プロテクターを身につけ全身真っ黒にそまった俺達は、教官からの指示をうけ、駆け足を始める。

颯佐の前では余裕ぶっていたが、これが結構キツい。

毎日のようにランニングがあっても、トレーニングをしていても、日々の疲労が蓄積された身体に鞭を打って、列から外れないよう走るのはやはり辛かった。入校当時は、この体力なら大丈夫だろうと思っていたが、もっと走り込みをしておけば良かったと後悔している。それでも何とかなっているのは、精神面の堅さが影響しているだろう。

一応どうにかなっているが、自分の体力のなさに苛立ちすら感じる。

音を上げるつもりはないが。

だが、颯佐はそれがもっとなようで、弱音を吐いて吐いて吐きまくっていた。勿論、教官の耳に入れば一発どかんなのでコソッと俺に愚痴ってくる。それもどうかと思うのだが。



「やっぱ、先頭はミオミオだね~」

「そうだな」



もう見慣れたものだったが、全く疲れが顔に出ない高嶺を見るとどこにそんな体力があるのかと不思議だった。

高嶺に話を聞けば、やはり彼も中学、高校と体育会系の部活に入っていたらしい。因みに陸上で、立ち幅跳び。だが、それだけであの体力がつくのだろうか。元々生まれ持っていたものもあるのかも知れないが、他に何かあるのではないかと思った。長距離走をやっていたわけでもないだろうし、それでも人より体力があるのは納得できる。



「ハルハル、推理タイム?」

「あ? ああ……彼奴の体力ってどこからわき出てるのかって」

「わき出てるって……ぶっ」



ツボに入ったらしく、颯佐は吹き出した。そんな笑いながら走れるのかよと、心配しつつ、高嶺の方を見る。まるで、彼がこの部隊を率いているかのように、一番声を出していた。まだまだ余裕があると行った感じで、さすがは体力お化けだと思う。

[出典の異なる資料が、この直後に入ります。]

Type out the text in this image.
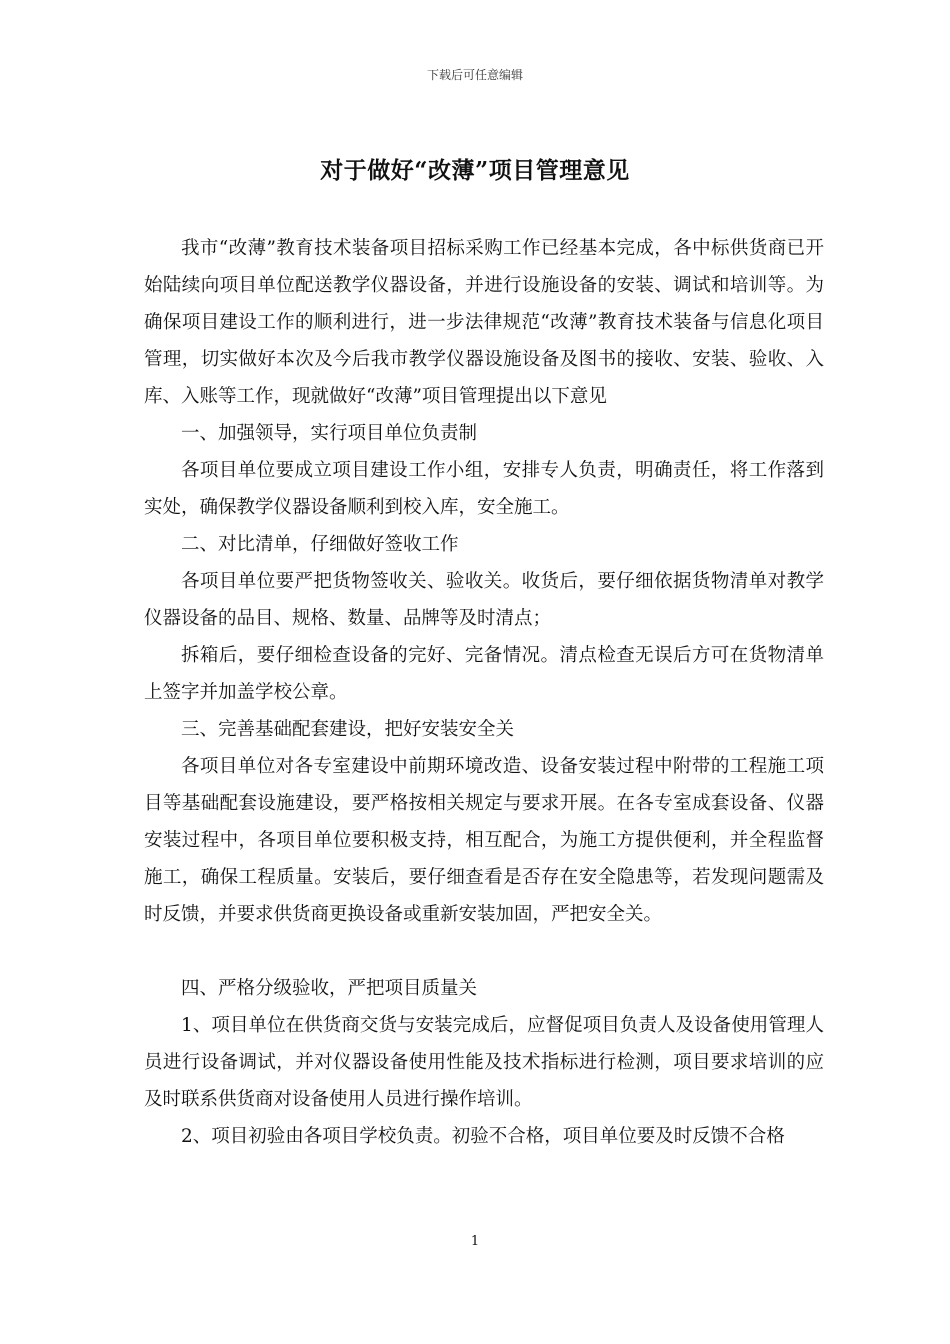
下载后可任意编辑
对于做好“改薄”项目管理意见

我市“改薄”教育技术装备项目招标采购工作已经基本完成，各中标供货商已开始陆续向项目单位配送教学仪器设备，并进行设施设备的安装、调试和培训等。为确保项目建设工作的顺利进行，进一步法律规范“改薄”教育技术装备与信息化项目管理，切实做好本次及今后我市教学仪器设施设备及图书的接收、安装、验收、入库、入账等工作，现就做好“改薄”项目管理提出以下意见

一、加强领导，实行项目单位负责制

各项目单位要成立项目建设工作小组，安排专人负责，明确责任，将工作落到实处，确保教学仪器设备顺利到校入库，安全施工。

二、对比清单，仔细做好签收工作

各项目单位要严把货物签收关、验收关。收货后，要仔细依据货物清单对教学仪器设备的品目、规格、数量、品牌等及时清点；

拆箱后，要仔细检查设备的完好、完备情况。清点检查无误后方可在货物清单上签字并加盖学校公章。

三、完善基础配套建设，把好安装安全关

各项目单位对各专室建设中前期环境改造、设备安装过程中附带的工程施工项目等基础配套设施建设，要严格按相关规定与要求开展。在各专室成套设备、仪器安装过程中，各项目单位要积极支持，相互配合，为施工方提供便利，并全程监督施工，确保工程质量。安装后，要仔细查看是否存在安全隐患等，若发现问题需及时反馈，并要求供货商更换设备或重新安装加固，严把安全关。

四、严格分级验收，严把项目质量关

1、项目单位在供货商交货与安装完成后，应督促项目负责人及设备使用管理人员进行设备调试，并对仪器设备使用性能及技术指标进行检测，项目要求培训的应及时联系供货商对设备使用人员进行操作培训。

2、项目初验由各项目学校负责。初验不合格，项目单位要及时反馈不合格

1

「う~ん、ミオミオは確かに部活動は陸上だったけど、そもそも身体を動かすのが好きで、パルクールとかボルダリングとかそういうの趣味にしてたんだよね」

「パルクール? ボルダリング?」

「ハルハル知らない?」

「いや、知ってるが……いや、マジか」



その二つを趣味にしているって本当に一周まわって尊敬してしまう。全く使う筋肉も違うだろうし、それプラスで部活をやって、趣味でパルクールとボルダリングを……そりゃあ、あの体力になる訳だとさらに納得した。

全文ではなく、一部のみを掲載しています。